Whole Reconstruction: TransformReconstruction applies the same \((\mathbf{R}, \mathbf{t}, s)\) to every estimated camera and track: 3D points use the formula above; camera orientations and positions are updated consistently (see transform_reconstruction.cc).

Point cloud alignment (Umeyama)

Python (pt.sfm) Meaning
AlignPointCloudsUmeyama(left, right) Closed-form least-squares similarity between matched 3D points (Umeyama). Returns (R, t, scale) as numpy arrays / Eigen types.
AlignPointCloudsUmeyamaWithWeights(left, right, weights) Same with a positive weight per correspondence.

Correspondences must be aligned by index; left[i] matches right[i].

gDLS: generalized pose and scale from rays

GdlsSimilarityTransform implements gDLS (Sweeney et al., ECCV 2014): given camera centers ray_origin, unit view directions ray_direction, and world points world_point (same count, ≥ 4), it returns multiple candidate similarities that align rays to points.

Python returns a tuple (quats_wxyz, translations, scales) — per-solution quaternion as length-4 \([w,x,y,z]\), translation Vector3, and scalar scale (see transformation_wrapper.cc).

Use this for loop closure, localization, or other PnP-with-scale settings where a single similarity explains many ray–point pairs.
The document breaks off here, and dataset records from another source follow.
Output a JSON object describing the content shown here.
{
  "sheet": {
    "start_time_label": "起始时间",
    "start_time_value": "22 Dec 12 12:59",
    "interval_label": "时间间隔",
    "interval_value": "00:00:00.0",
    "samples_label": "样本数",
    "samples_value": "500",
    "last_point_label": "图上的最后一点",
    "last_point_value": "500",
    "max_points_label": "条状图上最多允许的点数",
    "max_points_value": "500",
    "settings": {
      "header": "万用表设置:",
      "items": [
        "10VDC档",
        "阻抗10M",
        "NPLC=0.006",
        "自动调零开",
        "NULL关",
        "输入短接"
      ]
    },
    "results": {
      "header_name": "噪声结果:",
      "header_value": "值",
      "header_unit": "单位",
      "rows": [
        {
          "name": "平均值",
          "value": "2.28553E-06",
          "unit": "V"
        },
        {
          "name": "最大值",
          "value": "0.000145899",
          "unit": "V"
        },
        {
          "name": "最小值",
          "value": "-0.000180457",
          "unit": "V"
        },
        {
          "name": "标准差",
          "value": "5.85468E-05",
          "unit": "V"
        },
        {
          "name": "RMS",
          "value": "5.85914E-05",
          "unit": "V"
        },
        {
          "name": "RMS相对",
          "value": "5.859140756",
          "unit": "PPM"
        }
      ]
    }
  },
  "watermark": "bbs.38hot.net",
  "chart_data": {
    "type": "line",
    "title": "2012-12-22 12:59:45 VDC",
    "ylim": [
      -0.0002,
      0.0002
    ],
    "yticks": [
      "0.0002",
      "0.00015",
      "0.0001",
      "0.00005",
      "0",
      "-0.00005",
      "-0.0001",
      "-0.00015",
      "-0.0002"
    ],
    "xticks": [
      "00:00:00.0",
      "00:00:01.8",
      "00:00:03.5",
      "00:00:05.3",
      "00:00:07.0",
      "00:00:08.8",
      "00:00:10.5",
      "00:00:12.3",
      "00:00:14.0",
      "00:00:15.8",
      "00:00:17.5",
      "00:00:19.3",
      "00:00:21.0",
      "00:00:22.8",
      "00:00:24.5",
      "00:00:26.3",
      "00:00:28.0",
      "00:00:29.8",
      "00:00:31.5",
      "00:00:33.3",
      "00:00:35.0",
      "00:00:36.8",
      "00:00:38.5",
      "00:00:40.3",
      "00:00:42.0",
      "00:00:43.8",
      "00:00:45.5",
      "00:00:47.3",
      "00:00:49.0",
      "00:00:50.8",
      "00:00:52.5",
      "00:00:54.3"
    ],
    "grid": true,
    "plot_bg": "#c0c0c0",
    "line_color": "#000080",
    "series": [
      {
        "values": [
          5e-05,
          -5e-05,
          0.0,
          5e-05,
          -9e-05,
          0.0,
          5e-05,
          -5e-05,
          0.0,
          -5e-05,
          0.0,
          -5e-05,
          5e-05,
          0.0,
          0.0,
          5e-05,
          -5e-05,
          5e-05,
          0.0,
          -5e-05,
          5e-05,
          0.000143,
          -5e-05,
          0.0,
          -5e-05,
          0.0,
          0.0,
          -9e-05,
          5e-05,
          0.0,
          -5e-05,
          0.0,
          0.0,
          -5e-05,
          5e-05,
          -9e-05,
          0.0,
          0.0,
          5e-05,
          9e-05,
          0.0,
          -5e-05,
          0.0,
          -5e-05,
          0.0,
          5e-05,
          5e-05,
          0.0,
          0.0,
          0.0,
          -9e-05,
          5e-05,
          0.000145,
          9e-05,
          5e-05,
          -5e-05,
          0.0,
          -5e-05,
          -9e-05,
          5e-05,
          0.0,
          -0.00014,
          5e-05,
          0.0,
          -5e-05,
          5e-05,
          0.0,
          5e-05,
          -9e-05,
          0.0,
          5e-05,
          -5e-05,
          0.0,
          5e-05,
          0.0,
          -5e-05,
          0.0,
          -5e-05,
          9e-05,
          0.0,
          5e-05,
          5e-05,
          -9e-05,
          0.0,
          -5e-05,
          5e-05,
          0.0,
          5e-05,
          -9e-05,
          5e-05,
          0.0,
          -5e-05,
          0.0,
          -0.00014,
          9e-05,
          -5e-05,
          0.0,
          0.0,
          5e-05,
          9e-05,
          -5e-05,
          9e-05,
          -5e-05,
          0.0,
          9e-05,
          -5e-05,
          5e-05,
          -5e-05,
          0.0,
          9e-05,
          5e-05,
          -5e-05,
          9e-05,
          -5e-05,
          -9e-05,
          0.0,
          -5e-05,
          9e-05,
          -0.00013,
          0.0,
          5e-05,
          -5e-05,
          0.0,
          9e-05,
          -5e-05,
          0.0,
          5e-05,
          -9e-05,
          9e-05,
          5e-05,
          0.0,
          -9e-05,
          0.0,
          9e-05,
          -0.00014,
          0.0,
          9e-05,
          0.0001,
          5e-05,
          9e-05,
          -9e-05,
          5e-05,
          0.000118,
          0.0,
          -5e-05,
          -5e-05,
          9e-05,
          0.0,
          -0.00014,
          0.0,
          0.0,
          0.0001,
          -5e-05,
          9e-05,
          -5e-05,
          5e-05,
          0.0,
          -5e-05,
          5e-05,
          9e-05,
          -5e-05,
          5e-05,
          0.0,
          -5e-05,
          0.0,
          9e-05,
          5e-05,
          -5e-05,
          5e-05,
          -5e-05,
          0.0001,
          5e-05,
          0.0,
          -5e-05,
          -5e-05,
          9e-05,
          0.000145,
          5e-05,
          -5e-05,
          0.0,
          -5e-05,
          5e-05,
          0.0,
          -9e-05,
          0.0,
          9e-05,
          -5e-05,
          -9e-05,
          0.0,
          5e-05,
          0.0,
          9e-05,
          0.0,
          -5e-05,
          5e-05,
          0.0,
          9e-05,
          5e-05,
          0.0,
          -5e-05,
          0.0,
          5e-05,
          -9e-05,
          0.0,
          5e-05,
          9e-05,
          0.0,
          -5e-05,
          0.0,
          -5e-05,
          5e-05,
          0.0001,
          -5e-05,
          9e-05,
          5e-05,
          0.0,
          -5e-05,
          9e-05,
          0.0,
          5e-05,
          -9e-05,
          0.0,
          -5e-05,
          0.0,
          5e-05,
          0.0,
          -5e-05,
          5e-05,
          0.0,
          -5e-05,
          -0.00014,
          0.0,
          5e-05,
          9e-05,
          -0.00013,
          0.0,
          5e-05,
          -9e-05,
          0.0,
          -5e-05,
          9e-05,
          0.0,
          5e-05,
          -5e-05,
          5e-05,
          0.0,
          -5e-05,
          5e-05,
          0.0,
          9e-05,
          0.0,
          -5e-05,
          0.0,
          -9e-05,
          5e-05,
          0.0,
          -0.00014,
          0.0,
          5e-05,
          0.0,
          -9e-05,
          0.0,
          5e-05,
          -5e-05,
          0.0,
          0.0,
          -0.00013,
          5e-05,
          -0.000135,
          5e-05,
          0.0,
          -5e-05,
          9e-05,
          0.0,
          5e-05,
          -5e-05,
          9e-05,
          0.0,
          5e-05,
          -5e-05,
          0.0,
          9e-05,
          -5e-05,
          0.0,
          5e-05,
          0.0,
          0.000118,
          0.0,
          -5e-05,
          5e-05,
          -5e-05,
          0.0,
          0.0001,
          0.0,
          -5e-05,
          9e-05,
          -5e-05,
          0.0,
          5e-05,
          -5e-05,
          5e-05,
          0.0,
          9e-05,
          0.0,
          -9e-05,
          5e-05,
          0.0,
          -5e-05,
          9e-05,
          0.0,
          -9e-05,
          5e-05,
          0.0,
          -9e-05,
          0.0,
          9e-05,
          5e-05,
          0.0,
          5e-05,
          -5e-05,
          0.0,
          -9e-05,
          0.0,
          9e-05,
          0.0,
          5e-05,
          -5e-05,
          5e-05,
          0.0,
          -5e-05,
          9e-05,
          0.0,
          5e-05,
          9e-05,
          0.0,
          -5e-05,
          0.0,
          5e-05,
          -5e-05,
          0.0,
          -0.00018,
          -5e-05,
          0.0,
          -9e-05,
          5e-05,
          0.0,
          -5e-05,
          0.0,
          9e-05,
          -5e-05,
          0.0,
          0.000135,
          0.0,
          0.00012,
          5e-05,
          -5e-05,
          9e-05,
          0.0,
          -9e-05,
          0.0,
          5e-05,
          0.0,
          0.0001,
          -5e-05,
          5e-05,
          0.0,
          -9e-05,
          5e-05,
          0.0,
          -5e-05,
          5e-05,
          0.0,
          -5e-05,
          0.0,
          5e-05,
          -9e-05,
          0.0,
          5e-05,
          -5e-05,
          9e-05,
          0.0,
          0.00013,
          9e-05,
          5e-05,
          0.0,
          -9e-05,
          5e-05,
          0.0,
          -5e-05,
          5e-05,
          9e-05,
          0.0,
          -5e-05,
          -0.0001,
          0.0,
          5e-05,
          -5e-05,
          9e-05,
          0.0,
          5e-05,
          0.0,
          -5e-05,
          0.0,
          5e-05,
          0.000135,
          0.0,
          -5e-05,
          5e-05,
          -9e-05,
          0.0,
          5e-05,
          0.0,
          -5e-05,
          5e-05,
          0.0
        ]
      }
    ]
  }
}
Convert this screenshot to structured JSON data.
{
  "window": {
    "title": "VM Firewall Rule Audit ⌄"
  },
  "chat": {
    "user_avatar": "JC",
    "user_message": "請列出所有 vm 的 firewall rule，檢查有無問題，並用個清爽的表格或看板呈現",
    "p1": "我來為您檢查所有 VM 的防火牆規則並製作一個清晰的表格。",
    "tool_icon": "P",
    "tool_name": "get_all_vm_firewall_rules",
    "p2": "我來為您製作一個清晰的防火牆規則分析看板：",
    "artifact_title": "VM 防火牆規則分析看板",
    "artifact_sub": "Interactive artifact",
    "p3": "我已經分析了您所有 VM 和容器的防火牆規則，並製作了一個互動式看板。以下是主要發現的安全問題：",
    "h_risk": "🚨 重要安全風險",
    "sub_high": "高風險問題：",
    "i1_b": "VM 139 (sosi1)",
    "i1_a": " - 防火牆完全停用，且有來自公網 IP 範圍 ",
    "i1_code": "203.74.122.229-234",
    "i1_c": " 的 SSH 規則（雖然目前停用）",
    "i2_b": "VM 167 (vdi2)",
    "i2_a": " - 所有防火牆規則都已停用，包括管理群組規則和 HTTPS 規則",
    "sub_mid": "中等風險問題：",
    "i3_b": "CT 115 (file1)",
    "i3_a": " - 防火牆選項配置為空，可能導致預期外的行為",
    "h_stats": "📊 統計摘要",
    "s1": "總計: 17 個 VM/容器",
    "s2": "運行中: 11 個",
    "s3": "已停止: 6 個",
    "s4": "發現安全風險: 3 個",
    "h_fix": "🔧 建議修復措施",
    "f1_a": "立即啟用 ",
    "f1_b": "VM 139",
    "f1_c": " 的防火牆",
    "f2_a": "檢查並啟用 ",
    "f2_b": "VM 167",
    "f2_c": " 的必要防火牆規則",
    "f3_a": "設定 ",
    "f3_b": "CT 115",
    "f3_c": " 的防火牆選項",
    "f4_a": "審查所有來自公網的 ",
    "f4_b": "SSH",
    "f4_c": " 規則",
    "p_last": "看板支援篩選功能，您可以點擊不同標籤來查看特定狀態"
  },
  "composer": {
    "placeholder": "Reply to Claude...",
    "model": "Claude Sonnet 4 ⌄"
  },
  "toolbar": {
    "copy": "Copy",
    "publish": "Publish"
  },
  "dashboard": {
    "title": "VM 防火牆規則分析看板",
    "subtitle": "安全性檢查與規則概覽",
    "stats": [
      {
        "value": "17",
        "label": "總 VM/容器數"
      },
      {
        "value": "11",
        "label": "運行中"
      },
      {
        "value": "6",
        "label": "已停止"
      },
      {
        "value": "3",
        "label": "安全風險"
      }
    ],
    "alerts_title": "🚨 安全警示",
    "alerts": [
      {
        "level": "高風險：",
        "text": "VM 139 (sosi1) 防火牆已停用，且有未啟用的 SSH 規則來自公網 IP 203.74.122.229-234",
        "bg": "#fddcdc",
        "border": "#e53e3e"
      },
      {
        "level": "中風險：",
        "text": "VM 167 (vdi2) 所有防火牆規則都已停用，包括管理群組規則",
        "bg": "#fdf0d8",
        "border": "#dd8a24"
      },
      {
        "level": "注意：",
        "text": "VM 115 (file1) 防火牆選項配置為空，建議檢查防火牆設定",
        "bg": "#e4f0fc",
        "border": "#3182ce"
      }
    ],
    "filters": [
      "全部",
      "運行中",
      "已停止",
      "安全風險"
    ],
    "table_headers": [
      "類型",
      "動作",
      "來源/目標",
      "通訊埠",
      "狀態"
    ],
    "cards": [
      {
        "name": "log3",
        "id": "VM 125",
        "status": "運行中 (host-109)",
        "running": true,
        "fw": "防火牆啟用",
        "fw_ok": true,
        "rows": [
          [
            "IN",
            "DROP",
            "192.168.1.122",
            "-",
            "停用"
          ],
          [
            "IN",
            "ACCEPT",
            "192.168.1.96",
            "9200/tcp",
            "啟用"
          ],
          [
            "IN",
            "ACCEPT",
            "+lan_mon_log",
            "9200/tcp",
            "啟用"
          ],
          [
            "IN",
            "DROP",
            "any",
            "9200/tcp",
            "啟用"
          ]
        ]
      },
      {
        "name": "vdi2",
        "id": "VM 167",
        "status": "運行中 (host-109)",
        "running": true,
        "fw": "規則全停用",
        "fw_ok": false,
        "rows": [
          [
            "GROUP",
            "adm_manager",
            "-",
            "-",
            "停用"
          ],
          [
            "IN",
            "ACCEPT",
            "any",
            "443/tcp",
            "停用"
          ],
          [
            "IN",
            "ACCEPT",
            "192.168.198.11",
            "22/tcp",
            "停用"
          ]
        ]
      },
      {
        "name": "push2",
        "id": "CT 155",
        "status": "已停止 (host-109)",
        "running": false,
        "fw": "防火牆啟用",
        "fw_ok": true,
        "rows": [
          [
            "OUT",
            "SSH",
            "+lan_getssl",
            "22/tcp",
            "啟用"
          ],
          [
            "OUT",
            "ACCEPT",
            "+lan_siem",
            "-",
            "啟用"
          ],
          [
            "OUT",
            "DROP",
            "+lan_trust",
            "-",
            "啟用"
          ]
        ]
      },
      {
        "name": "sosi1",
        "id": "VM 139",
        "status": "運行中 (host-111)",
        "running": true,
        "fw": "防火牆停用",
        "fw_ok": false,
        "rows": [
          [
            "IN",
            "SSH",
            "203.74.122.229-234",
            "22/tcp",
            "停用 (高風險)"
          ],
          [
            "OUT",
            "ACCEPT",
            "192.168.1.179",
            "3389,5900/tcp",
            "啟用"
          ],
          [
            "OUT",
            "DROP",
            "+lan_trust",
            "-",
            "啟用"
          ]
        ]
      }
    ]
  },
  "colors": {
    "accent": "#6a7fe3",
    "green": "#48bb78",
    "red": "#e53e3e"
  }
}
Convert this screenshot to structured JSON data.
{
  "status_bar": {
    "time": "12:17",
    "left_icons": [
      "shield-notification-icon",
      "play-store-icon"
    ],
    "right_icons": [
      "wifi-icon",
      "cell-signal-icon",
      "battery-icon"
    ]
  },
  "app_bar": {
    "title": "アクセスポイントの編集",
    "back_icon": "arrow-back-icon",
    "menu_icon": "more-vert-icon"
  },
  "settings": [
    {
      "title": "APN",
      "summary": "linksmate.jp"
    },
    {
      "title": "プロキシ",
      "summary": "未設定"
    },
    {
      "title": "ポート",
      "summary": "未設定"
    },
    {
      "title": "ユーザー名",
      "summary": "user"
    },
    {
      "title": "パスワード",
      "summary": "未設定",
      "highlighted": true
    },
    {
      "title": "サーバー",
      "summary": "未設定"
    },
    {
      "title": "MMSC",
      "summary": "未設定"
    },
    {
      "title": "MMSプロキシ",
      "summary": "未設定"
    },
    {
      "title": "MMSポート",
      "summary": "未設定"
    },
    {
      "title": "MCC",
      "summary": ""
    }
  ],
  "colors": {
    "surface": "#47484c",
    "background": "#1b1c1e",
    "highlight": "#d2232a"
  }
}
Aligning two reconstructions

Python (pt.sfm) Meaning
AlignReconstructions(fixed_recon, variable_recon) Estimates a similarity that best aligns variable_recon to fixed_recon using shared (same view name) estimated cameras; updates variable_recon in place. Returns (R, t, scale).
AlignReconstructionsRobust(threshold, fixed_recon, variable_recon) RANSAC over camera centers, then refit on inliers; threshold is allowed position error for inliers.

These wrap align_reconstructions.h.

Cross-reconstruction Sim(3) pose graph (Python)

Pose-graph alignment fuses a fixed reference reconstruction (segment / map) with a variable reconstruction (run) using sparse keyframes and measured Sim(3) constraints. Optimization is a standalone Ceres problem; it does not call BundleAdjustReconstruction or change global SfM estimators.

Typical use: align a localized or partial run to a segment map when you have relative odometry between run keyframes and absolute PnP poses of run cameras in the segment frame.

One-shot API

Python (pt.sfm) Meaning
AlignReconstructionsWithPoseGraph(fixed_recon, variable_recon, constraints, options=..., apply_to_variable_reconstruction=True) Build optimizer from constraints, solve, optionally update variable_recon (views + tracks). Returns (ok, summary).

Constraint types

Type Python struct Role
Sequential SequentialSim3Edge Relative Sim(3) \(S_{ji}\) between consecutive variable keyframes (view_id_i, view_id_j, measured_S_ji_log as 7-vector).
Cross-view anchor CrossViewAnchorEdge Absolute pose of a run keyframe in the segment world (variable_view_id, measured_S_run_in_seg_log, weight).
Scale smoothness (automatic) When CrossReconstructionPoseGraphOptions.auto_scale_smoothness is True (default), penalizes scale jumps along consecutive keyframes in keyframe order.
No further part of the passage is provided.